‘In het begin maakte hij me gelukkig. We waren voortdurend uit eten en met vakantie en ik reed opeens in een cabrio alsof die niets kostte.’

 

 

Marja trouwde voor de tweede keer met haar ex toen hij op sterven lag. Ze huilde die dag dikke krokodillentranen terwijl ze in haar hoofd de rekensom maakte.

 

‘Toen ik van hem ging scheiden was de kanker al onomkeerbaar, maar ik kon het niet meer opbrengen thuis. Een jaar of vijf daarvoor had hij prostaatkanker gekregen en dat was einde oefening in bed. Daarvoor was het trouwens ook al niet veel soeps. Met een leeftijdsverschil van bijna dertig jaar was het op een gegeven moment gedaan. Dat was toen ik op een dag naar hem keek en ik een oude man zag.’

 

‘Toen ik hem ontmoette, hij net over de zestig, deed hij me aan mijn vader denken: een flamboyante man, niet vies van een drankje, altijd in voor gekkigheid. Nadat we eerst een tijd in het geniep met elkaar hadden afgesproken, vroegen we op een dag tegelijkertijd de scheiding aan met de partners waarmee we nog getrouwd waren. Op hetzelfde moment dat mijn eerste mijn man vertrok, trok hij bij me in en zodra zijn scheiding er ook door was, trouwden we opnieuw.
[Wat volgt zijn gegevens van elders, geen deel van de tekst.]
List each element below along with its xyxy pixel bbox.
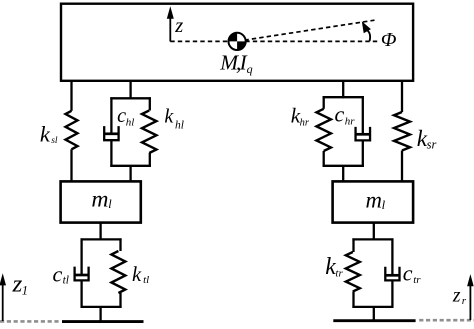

Dit keer met elkaar.’

 

‘In het begin maakte hij me gelukkig. We waren voortdurend uit eten en met vakantie, ik kocht kasten vol met designerskleding, had een lade vol met dure horloges en reed opeens in een cabrio alsof die niets kostte. Zijn goed gevulde portemonnee bracht mij in de wereld van Peter Stuyvesant. Alles kon en niets was te gek. En toch… alles went en op een gegeven moment ging ik me vervelen. Toen ik een kunstenaar tegenkwam hoefde ik me geen twee keer te bedenken: jong, vitaal en viriel. Soms gebruikte hij drugs. En ik deed mee. Eerst een jointje en daarna een lijntje coke. Soms sloegen we elkaar de koppen in. Letterlijk. We waren verslingerd aan drugs en elkaar. Zozeer dat ik voor de tweede keer een scheiding aanvroeg. Om het geld hoefde ik niet te blijven want door de gemeenschap van goederen was de helft van zijn vermogen nu van mij.’

 

‘Terwijl ook die echtscheiding definitief werd, werd hij zieker en zieker. De kanker was uitgezaaid en zat in zijn botten. Moederziel alleen was hij. Zijn enige zoon wilde hem na de scheiding van zijn moeder niet meer zien en de weinige vrienden die hij had, tippelden vooral op zijn geld. Nadat hij een paar keer naar me had laten vragen, ging ik bij hem langs. De boom was geveld. Van die grote flamboyante man was niets meer over. Hij vroeg of ik bij hem wilde blijven. Ik was de liefde van zijn leven. Hij had altijd tegen me gezegd dat hij het kon begrijpen als ik af en toe een andere man zag. Voor erbij. Maar niet in plaats van hem.’

 

‘Intussen werd de pijn ondraaglijk en vroeg hij om euthanasie. Er werd een datum gepland en tot die tijd zou ik bij hem blijven. Ik kon nog maar één ding voor hem doen, zei hij. Opnieuw met hem trouwen. En zo geschiedde. Een paar dagen voor het einde kwamen de ambtenaar en de notaris aan zijn bed. Toen hij ‘ja’ zei lachte hij naar me. Wat ik me ervan herinner, was dat voor het laatst. Ik huilde dikke krokodillentranen en maakte in mijn hoofd een rekensom. Ik hoefde me al geen zorgen meer te maken, maar nu kon het geld niet eens meer op.’

 

‘De crematie was in besloten kring, precies zoals hij wilde. Een paar weken later gaf ik een afscheidsborreltje in ons favoriete restaurant. Van de weinige mensen die kwamen opdagen heb ik er daarna niet één meer gezien. Ik barst van de poen en heb niemand meer over om ervan te genieten.’

 

 

Marja’s naam is vanwege privacy gefingeerd. Haar echte naam is bekend bij de redactie.